One thing I really like about “David’s Daddy” is how it balances a kind of breezy humor with what turns into a pretty serious situation—especially from a modern perspective, where school shootings have become depressingly commonplace. Evidently shootings on school grounds were not a major concern in the late ’50s, but bomb threats would’ve still been a thing, and some children did (as they do now) have to live with abusive parents. We never find out much about David or his daddy, but while the drunk-looking man is confirmed to be his father, the two don’t seem to have an idyllic relationship. Mr. Mines has come to school to pick up his son, for no clear reason given and well before class has ended. This in itself is concerning, only made more so because the school doesn’t seem to have any security to speak of. (Lillian considers telling Mr. Buras, the school principal, about the situation, but she’s doubtful he will actually do anything about it.) The whole thing is creepy, probably even more so with our current understanding of kids’ safety than it would’ve struck readers at the time. Brown writes Lillian as a flawed but relatable would-be heroine, with some self-deprecating humor about the thankless job of teaching thrown in. It’s a balancing act that she makes work in only ten pages.

The humorous and then creepy scenario takes a deadly serious turn, though: Mr. Mines has put a bomb somewhere in the school, and Jerome is the only person who might know where it is.

There Be Spoilers Here

Mr. Mines came to take David out of class before he bombed the place, but after Lillian distracts him enough it seems he’s grown content at the thought of killing his own son, along with his classmates. We never learn why Mr. Mines would do such a thing, other than that he is supposedly an alcoholic, maybe having grown tired of living as a bum. David’s relationship with his dad is only faintly implied, since David himself says very little, but the boy’s timidness generally and around his father especially implies an abusive relationship. So there’s a bomb, and Jerome with his psi power can track it down like a bloodhound—only he can’t do it alone. Lillian and Jerome have to work together to pinpoint the bomb before it’s too late, meaning Lillian has to trust the boy and his gift in order to save the day. Naturally they do, but it’s still a tense situation, one that requires Lillian be a model teacher and stop panic from spreading whilst keeping her own nerves in check. At one point the strain gets to her and breaks down in front of Jerome, a moment of emotional vulnerability that leaves her feeling ashamed. Teachers aren’t “supposed” to show emotions like that. “Children are terribly frightened when grown people lose control.” She ultimately finds that she can’t be the domineering statue of a woman she wants to be—she has to learn to be content simply as a woman with feelings.
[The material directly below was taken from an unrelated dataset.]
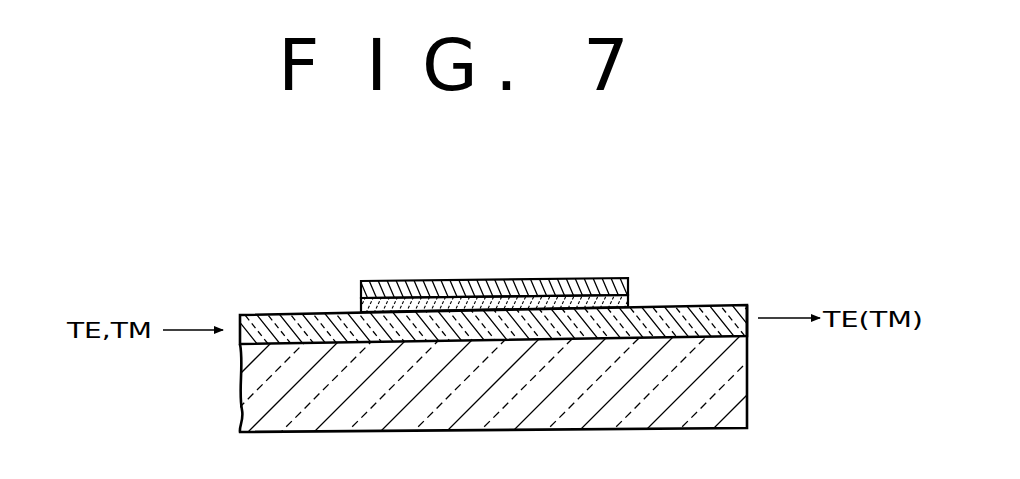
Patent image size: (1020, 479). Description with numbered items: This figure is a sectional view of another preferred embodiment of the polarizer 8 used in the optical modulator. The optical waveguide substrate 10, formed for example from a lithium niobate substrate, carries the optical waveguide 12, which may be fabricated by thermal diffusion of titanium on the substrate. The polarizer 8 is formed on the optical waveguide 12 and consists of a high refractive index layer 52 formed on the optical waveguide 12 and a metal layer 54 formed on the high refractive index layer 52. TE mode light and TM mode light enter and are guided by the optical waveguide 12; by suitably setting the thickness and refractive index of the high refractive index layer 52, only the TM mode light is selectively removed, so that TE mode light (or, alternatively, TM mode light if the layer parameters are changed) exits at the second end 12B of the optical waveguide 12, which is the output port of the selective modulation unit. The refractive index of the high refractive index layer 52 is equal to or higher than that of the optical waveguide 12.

In a strange role reversal from what we usually see it’s the woman and not the man (or in this case boy) who has to accept emotional vulnerability.

A Step Farther Out

I said earlier that all the people who chose this story for publication were women, and I don’t think it’s a coincidence. While not a feminist story of the flavor we would see later in the ’60s, “David’s Daddy” is very much a story about women’s experiences, as told by someone who knew very well what it was like. The only adult male characters are either dangerous (Mr. Mines) or useless (Mr. Buras), while the well-adjusted female teachers have to cooperate with their students. The male students who figure into the plot (Jerome and David) are also not delinquents or all that macho; indeed they’re soft-spoken kids who are strangely bereft of what we think of as typically boyish behavior. I’ve read a few Brown stories and there’s this running theme of not so much reconciling the sexes or even arguing for women’s rights, but trying to explain women’s experiences in a field that was very much male-dominated. Yet I don’t get prudish or conservatives vibes from Brown like I do with say, Zenna Henderson, although both writers were preoccupied with teachers and their students.